If he’d been killed yesterday, there’d’ve been only a blank space where his life had run. Now something of substance was forming in the space that some of us fill and others leave empty. He hated men like Glinka who aimed only to survive this tour so they could return to their lives. Glinka’s type didn’t long for battle and that which comes with it: the chance to measure themselves against other men. Perhaps only in sport does a man measure himself against another man in any sense that’s true. The air battles were sport, but they were also more.
Yefgenii’s dream had been born in a sewer and now he could dream of vying with the likes of Jabara for the title of Ace of Aces. He wouldn’t dare announce his ambition to the others. They would only laugh.

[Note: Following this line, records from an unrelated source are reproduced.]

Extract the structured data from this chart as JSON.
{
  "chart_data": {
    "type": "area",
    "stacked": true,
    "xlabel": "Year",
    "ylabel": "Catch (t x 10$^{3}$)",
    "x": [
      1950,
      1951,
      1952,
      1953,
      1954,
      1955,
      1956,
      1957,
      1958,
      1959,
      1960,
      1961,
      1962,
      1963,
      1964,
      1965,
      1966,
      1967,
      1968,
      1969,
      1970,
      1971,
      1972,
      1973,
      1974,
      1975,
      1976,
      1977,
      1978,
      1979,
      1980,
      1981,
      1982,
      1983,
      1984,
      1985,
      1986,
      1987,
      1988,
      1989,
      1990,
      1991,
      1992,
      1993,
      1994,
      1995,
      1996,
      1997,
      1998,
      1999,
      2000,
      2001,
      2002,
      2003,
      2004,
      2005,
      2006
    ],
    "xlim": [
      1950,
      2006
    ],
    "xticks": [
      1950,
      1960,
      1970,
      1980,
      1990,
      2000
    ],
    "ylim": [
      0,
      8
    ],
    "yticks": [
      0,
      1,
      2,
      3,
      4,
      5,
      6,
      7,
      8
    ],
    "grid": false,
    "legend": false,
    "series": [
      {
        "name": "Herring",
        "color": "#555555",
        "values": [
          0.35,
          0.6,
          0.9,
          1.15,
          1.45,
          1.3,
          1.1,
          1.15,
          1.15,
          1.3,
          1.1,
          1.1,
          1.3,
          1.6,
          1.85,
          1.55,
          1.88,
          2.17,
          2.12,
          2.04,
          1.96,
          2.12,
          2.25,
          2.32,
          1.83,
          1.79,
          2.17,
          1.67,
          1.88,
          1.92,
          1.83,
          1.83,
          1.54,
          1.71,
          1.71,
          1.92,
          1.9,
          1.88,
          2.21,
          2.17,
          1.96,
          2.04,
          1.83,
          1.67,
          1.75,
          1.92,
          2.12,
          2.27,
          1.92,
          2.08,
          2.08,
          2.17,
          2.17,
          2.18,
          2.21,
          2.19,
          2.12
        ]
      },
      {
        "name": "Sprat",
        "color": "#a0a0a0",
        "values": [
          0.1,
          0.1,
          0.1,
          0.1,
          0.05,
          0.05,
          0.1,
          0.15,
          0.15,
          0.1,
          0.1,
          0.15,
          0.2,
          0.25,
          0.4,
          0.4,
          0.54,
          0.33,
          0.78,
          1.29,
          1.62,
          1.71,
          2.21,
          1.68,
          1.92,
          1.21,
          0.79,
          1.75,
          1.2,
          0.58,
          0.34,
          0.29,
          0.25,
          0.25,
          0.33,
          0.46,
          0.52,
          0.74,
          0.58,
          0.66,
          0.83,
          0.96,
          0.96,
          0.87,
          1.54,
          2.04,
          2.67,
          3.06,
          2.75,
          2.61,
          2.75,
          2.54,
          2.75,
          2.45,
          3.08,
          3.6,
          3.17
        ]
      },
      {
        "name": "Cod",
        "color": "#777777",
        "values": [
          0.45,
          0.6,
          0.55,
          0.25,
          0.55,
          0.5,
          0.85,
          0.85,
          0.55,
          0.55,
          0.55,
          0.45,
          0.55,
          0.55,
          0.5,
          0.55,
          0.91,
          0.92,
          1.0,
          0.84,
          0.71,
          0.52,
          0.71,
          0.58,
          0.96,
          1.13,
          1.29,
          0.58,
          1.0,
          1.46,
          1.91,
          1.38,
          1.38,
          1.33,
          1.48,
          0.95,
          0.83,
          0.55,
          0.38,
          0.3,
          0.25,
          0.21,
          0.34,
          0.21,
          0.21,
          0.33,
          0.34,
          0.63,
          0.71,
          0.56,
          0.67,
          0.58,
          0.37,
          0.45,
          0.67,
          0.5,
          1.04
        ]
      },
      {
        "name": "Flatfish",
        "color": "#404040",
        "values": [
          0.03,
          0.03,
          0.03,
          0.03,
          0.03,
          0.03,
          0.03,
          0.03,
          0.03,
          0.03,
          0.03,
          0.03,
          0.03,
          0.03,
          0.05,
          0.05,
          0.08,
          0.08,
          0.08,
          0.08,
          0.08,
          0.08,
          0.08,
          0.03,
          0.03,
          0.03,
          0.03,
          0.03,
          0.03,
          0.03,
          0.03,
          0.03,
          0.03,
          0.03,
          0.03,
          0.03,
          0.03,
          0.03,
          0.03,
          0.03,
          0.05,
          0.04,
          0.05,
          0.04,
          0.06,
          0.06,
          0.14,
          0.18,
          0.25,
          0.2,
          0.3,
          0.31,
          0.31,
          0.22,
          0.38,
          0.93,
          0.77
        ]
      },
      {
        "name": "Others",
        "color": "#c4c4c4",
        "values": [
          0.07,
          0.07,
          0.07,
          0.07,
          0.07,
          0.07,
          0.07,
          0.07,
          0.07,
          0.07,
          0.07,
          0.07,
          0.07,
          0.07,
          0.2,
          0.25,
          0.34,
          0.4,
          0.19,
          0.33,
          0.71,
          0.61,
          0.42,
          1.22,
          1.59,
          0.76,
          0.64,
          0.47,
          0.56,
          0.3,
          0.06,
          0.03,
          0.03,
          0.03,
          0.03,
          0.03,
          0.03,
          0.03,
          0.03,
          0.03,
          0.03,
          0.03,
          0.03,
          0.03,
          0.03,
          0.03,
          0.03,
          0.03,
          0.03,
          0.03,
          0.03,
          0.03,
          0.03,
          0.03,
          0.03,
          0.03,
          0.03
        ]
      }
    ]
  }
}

As it happened, Jabara wasn’t even in Korea anymore — he’d been sent back to the U.S. on a publicity tour. At this time the leading ace of the war was Major George A. Davis Jr., with fourteen victories, though Davis wasn’t in Korea anymore either. He’d been shot down and killed in February by Kapetan Mikhail Averin of the 148th GvIAP.
“Congratulations, Leitenant.”
He spun around. The widow stood a short distance away but he couldn’t see much of her except that she was smoking a cigarette. A light breeze wafted the smoke toward him. “On what?”
“Your victories.”
“Thank you.”
“Do you smoke? I have only this one, but we can share it.”
He hesitated.
She smiled. He was still only a boy. She walked toward him and offered him the cigarette.
He took a drag, then handed it back. She stood beside him in silence. They breathed the cold night air that smelled of pinecones. He looked at her. Gnido was dead, but he was alive.
THE AIR WAS SPLIT. Metal clashed like the clash of cymbals. An F-86 floated into his crosshairs and he pulled the trigger. Tracers flickered. Smoke ballooned till it enveloped him and then, when he broke out of it, the Sabre was far below and trailing a plume of soot.